Le Tribunal entendra les preuves aux dates d’audience prévues pour les conclusions finales. Les parties auront suffisamment de temps pour se préparer, compte tenu de la spécificité de la question. Le Tribunal n’acceptera que des preuves concernant les représailles, ce qui ne causera pas de retard excessif.

Contenu de la décision

Tribunal canadien
des droits de la personne

Les armoiries du Tribunal

Canadian Human
Rights Tribunal

Référence : 2024 TCDP 11

Date : Le 8 mars 2024

Numéros des dossiers : T2673/4921 et T2674/5021

Entre :

Christopher Coyne et Penny Way

les plaignants

- et -

Commission canadienne des droits de la personne

la Commission

- et -

Première Nation de Salt River

l'intimée

Décision sur requête

Membre : Athanasios Hadjis

 

 



I. APERÇU

[1] Les parties ont terminé de présenter tous leurs éléments de preuve dans la présente affaire, et ils devaient présenter leurs exposés finaux dans quelques semaines. Toutefois, entre-temps, les plaignants, Christopher Coyne et Penny Way, ont appris que l’intimée, la Première Nation de Salt River (la « PNSR »), avait envoyé une lettre à ses membres, ce qui, selon les plaignants, constitue une forme de représailles à leur encontre pour avoir déposé leurs plaintes pour atteinte aux droits de la personne. Ils ont déposé des requêtes pour demander au Tribunal, d’une part, l’autorisation de modifier leurs plaintes pour y ajouter une allégation de représailles au sens de l’article 14.1 de la Loi canadienne sur les droits de la personne, L.R.C. (1985), ch. H-6 (la « LCDP »), et d’autre part, de rouvrir l’audience afin de permettre la présentation d’éléments de preuve au sujet de la lettre.

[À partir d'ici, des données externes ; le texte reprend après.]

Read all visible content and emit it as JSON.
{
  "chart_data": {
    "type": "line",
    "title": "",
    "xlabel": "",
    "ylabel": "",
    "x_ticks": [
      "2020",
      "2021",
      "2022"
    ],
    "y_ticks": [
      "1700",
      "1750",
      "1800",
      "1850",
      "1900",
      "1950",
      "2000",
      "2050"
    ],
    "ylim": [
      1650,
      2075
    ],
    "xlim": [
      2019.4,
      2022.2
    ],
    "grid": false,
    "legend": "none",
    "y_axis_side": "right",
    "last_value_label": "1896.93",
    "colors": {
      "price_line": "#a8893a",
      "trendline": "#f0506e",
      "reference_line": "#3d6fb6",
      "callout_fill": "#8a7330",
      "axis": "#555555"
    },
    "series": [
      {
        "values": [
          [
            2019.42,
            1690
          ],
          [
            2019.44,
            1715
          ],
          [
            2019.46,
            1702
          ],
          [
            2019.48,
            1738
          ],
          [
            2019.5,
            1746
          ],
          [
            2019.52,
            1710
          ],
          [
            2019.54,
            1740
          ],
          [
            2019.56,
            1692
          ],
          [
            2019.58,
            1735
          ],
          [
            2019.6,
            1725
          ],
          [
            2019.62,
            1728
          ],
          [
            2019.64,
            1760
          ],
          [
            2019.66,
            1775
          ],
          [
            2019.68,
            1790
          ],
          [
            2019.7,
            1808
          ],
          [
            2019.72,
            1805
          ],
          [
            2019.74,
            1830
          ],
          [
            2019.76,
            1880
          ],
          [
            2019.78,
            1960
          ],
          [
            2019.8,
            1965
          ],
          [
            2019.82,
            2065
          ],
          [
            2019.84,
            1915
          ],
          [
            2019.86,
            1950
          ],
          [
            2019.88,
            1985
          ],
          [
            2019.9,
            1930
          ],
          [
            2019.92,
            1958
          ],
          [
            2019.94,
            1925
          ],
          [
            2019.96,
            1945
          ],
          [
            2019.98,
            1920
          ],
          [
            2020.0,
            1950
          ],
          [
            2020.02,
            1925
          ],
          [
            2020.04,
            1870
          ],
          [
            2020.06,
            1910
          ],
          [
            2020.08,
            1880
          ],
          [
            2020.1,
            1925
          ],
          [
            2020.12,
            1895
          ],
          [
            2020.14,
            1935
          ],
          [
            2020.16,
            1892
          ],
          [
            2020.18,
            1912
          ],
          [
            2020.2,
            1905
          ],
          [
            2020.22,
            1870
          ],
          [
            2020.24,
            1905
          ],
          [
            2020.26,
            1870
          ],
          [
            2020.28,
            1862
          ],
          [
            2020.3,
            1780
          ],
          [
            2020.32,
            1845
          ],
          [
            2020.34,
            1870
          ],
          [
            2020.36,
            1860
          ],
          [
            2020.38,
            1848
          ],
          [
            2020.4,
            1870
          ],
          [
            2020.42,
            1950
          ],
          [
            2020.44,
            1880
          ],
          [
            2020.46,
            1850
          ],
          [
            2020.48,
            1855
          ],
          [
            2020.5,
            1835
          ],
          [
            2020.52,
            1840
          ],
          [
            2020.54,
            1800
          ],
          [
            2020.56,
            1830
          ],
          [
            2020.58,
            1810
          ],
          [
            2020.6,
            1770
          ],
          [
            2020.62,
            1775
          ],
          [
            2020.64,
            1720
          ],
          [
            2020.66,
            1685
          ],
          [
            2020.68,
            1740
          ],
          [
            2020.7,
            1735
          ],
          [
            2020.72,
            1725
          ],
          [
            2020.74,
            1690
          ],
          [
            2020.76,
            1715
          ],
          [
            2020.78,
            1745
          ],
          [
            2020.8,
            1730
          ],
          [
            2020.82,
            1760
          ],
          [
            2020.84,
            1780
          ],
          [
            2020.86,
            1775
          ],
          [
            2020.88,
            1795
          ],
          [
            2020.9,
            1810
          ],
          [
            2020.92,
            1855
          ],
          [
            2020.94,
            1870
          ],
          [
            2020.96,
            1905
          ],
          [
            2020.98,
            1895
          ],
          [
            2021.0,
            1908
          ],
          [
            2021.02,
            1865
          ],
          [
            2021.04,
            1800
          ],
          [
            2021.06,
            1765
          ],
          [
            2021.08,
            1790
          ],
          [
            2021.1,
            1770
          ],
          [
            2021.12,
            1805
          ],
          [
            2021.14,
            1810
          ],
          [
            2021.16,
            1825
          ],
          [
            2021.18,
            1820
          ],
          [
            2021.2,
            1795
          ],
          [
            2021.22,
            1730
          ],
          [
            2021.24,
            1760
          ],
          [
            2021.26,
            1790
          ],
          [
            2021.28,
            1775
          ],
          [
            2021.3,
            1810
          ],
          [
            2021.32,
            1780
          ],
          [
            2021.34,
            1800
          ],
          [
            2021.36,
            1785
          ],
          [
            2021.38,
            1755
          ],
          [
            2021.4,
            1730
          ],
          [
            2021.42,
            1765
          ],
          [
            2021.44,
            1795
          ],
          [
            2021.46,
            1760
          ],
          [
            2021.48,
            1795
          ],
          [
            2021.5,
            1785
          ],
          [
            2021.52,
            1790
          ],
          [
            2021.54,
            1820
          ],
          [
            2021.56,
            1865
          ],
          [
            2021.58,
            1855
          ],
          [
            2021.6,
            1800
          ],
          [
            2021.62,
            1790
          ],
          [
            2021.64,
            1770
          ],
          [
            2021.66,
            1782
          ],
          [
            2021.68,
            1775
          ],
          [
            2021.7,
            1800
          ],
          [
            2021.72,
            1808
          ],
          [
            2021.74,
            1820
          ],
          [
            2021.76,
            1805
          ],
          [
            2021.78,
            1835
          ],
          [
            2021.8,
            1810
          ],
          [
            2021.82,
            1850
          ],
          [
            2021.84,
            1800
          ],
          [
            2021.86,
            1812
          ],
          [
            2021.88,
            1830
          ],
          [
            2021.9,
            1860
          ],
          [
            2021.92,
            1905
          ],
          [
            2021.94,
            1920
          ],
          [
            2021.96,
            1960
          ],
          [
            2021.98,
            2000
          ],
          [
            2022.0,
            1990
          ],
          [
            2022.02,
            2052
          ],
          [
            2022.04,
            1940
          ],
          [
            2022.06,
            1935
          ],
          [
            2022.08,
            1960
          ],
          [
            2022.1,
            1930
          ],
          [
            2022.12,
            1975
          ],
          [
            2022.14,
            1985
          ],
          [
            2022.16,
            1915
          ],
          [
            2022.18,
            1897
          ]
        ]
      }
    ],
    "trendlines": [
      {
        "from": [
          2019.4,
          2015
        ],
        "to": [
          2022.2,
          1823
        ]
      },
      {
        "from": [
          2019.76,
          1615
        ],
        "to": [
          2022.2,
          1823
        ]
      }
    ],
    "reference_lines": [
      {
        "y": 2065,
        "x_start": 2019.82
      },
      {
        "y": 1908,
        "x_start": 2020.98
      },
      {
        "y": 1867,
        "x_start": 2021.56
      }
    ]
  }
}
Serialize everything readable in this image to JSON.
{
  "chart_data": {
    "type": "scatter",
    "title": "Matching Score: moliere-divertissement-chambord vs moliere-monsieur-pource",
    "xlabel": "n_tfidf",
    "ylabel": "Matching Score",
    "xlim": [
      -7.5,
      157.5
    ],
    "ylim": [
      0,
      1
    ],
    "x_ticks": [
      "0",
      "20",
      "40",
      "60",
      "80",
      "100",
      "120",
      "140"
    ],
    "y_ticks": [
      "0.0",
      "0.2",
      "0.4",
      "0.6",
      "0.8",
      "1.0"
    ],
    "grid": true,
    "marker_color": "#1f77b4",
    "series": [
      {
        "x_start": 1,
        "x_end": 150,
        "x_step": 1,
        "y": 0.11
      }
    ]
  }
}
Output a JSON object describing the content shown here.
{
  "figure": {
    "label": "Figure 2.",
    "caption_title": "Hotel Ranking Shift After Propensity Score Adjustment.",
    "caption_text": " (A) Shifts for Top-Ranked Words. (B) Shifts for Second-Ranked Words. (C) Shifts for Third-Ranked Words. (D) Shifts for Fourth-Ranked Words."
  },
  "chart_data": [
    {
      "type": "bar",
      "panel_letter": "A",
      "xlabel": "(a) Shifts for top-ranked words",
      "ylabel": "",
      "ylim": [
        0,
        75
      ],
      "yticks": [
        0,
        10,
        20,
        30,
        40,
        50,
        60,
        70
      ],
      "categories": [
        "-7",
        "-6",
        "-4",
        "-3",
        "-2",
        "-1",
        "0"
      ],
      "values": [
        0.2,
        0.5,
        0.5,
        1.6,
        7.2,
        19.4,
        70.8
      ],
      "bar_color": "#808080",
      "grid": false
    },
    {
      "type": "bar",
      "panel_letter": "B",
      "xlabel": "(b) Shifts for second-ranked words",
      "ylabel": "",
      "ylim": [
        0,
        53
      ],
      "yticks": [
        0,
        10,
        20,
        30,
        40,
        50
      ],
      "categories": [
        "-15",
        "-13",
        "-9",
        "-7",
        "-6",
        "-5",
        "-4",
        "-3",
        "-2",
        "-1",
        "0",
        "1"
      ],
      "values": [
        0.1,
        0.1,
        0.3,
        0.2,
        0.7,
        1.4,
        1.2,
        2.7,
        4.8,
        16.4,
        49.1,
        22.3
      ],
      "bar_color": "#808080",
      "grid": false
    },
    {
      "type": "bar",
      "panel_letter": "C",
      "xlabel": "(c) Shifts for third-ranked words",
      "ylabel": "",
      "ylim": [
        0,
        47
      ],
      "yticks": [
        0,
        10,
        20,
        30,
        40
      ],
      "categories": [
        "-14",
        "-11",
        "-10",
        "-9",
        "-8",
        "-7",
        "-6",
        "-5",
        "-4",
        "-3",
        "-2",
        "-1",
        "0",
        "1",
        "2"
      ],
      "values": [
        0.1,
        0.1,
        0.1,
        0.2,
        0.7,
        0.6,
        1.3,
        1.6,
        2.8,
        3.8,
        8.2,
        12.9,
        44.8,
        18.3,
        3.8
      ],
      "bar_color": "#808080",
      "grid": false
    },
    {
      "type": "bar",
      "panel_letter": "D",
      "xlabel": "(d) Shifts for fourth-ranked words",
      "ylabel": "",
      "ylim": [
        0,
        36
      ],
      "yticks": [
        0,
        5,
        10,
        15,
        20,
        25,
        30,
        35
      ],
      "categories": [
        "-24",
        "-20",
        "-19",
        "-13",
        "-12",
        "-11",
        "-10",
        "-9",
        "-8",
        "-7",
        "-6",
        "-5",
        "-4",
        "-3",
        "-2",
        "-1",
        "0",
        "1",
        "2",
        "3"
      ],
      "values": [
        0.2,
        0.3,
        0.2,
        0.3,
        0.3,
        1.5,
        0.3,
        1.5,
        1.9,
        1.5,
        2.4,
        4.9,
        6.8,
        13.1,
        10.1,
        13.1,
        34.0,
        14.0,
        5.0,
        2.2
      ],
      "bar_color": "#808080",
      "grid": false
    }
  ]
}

[2] La PNSR s’oppose aux requêtes. La Commission canadienne des droits de la personne (la « Commission »), pour sa part, y consent.

II. DÉCISION

[3] Pour les motifs qui suivent, j’accueille les requêtes des plaignants.

III. CONTEXTE

[4] Les plaignants sont membres de la PNSR, dont le territoire est situé près de la ville de Fort Smith, dans les Territoires du Nord-Ouest. La PNSR distribue à ses membres des paiements annuels, appelés des paiements de la distribution per capita (« DPC »), qui proviennent d’une fiducie établie en vertu d’une entente de règlement de la revendication issue d’un traité conclue avec le Canada en juin 2002. La PNSR a cessé de distribuer ces paiements aux plaignants en 2017. Elle soutient que seules les personnes qui figuraient sur la liste des membres au moment de la signature de l’entente, ou les descendants de ces personnes qui sont nés après juin 2002, ont droit aux paiements.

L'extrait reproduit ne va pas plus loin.